An open letter to fashion designers and manufacturers from a Zoomer reader.
By Kathryn Brown
Mature women say repeatedly they simply can’t find clothes to fit them. As a sewing teacher who specializes in “fit,” I’ve observed the changes in women’s bodies as we mature – and the lack of changes noted by clothing manufacturers.
Clothing sizes for women seem to be based on ego now, rather than standardization. I know I can wear a size six in some clothes but can be a 10 to 14 in other brands. What has happened – and why – is an intriguing tale that, I believe, is ready to be told.
In 1969, I was the first woman to show up wearing pants at my bank job in Halifax. I chose an Italian knit pantsuit from my closet because it was beautifully tailored to my then young, trim body. I was called into the bank manager’s office and cautioned: it was okay for today, but I should not make a habit of this attire. Our mothers and grandmothers never wore pantsuits. Pants were worn on the farm or maybe in the factory. Pants were never designed to fit women. Pants were men’s clothing. Our mothers wore housedresses at home – housedresses that were straight on the sides and never encouraged to show a female form. Dress-up occasions and social functions meant a fitted dress, but under this dress was a full-length corset or a girdle. My, how we’ve changed.

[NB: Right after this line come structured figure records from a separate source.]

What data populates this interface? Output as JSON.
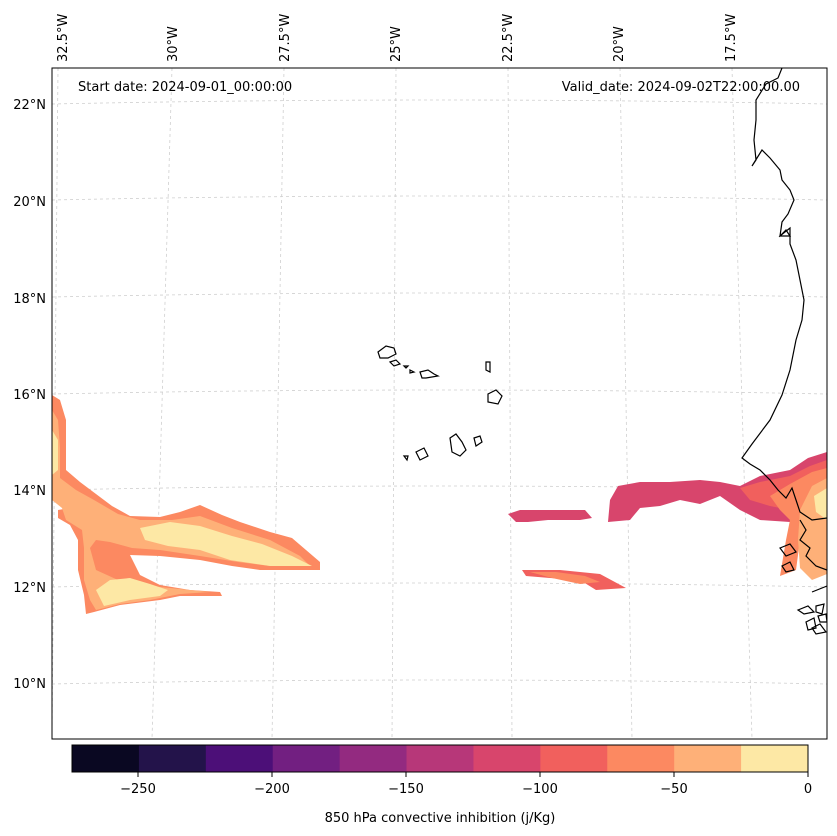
{
  "map": {
    "header_left": "Start date: 2024-09-01_00:00:00",
    "header_right": "Valid_date: 2024-09-02T22:00:00.00",
    "lon_labels": [
      "32.5°W",
      "30°W",
      "27.5°W",
      "25°W",
      "22.5°W",
      "20°W",
      "17.5°W"
    ],
    "lat_labels": [
      "22°N",
      "20°N",
      "18°N",
      "16°N",
      "14°N",
      "12°N",
      "10°N"
    ]
  },
  "colorbar": {
    "label": "850 hPa convective inhibition (j/Kg)",
    "ticks": [
      "−250",
      "−200",
      "−150",
      "−100",
      "−50",
      "0"
    ],
    "colors": [
      "#0a0822",
      "#23134a",
      "#4c0f78",
      "#721f81",
      "#932a80",
      "#b73779",
      "#d8456c",
      "#f1605d",
      "#fc8961",
      "#feb078",
      "#fde8a5"
    ]
  },
  "chart_data": {
    "type": "filled-contour-map",
    "variable": "850 hPa convective inhibition (j/Kg)",
    "levels": [
      -275,
      -250,
      -225,
      -200,
      -175,
      -150,
      -125,
      -100,
      -75,
      -50,
      -25,
      0
    ],
    "lon_range": [
      -33,
      -15.5
    ],
    "lat_range": [
      9,
      23
    ]
  }
}
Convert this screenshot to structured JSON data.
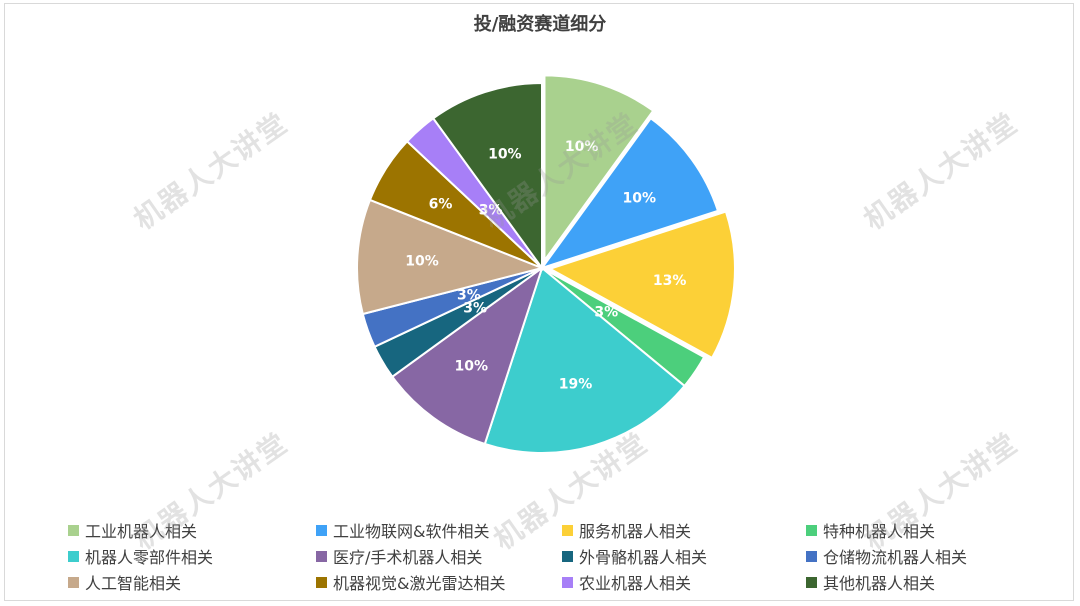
{
  "chart_data": {
    "type": "pie",
    "title": "投/融资赛道细分",
    "slices": [
      {
        "label": "工业机器人相关",
        "value": 10,
        "display": "10%",
        "color": "#a9d18e",
        "exploded": true
      },
      {
        "label": "工业物联网&软件相关",
        "value": 10,
        "display": "10%",
        "color": "#3fa2f7",
        "exploded": false
      },
      {
        "label": "服务机器人相关",
        "value": 13,
        "display": "13%",
        "color": "#fcd037",
        "exploded": true
      },
      {
        "label": "特种机器人相关",
        "value": 3,
        "display": "3%",
        "color": "#4ccf7c",
        "exploded": false
      },
      {
        "label": "机器人零部件相关",
        "value": 19,
        "display": "19%",
        "color": "#3dcdcd",
        "exploded": false
      },
      {
        "label": "医疗/手术机器人相关",
        "value": 10,
        "display": "10%",
        "color": "#8767a4",
        "exploded": false
      },
      {
        "label": "外骨骼机器人相关",
        "value": 3,
        "display": "3%",
        "color": "#17667f",
        "exploded": false
      },
      {
        "label": "仓储物流机器人相关",
        "value": 3,
        "display": "3%",
        "color": "#4472c4",
        "exploded": false
      },
      {
        "label": "人工智能相关",
        "value": 10,
        "display": "10%",
        "color": "#c6a98b",
        "exploded": false
      },
      {
        "label": "机器视觉&激光雷达相关",
        "value": 6,
        "display": "6%",
        "color": "#9c7400",
        "exploded": false
      },
      {
        "label": "农业机器人相关",
        "value": 3,
        "display": "3%",
        "color": "#a77ff7",
        "exploded": false
      },
      {
        "label": "其他机器人相关",
        "value": 10,
        "display": "10%",
        "color": "#3c6630",
        "exploded": false
      }
    ],
    "legend_position": "bottom"
  },
  "watermark": "机器人大讲堂"
}
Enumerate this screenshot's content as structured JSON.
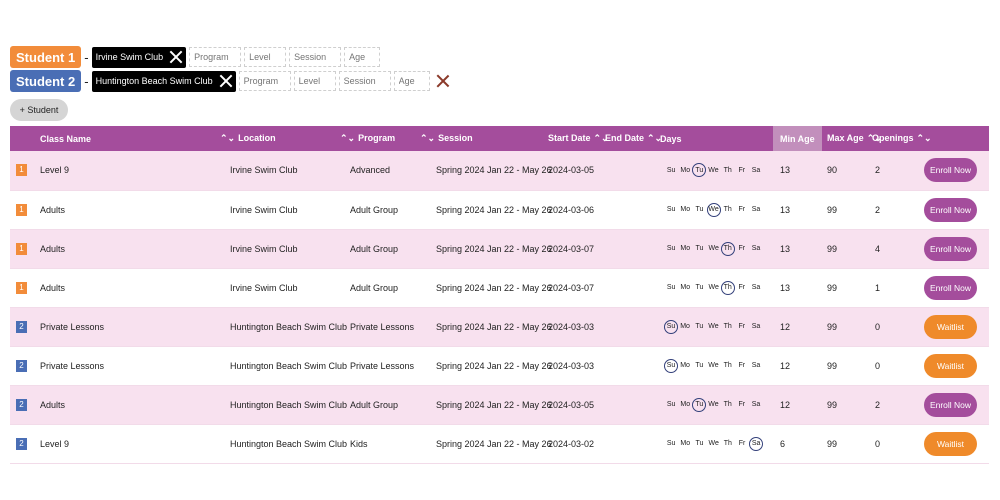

Yes, we are true pioneers for the fashion marketplace. Women in their 60s and 70s are now much more vibrant and active than in previous generations and would like to own clothes that fit their lifestyle. We exercise, travel and work in a new world. We don’t wear cotton stockings and laced leather oxfords, but manufacturers don’t seem to understand what to do to make the clothes they design fit our mature bodies. We simply aren’t ready for polyester pants with elastic waistbands!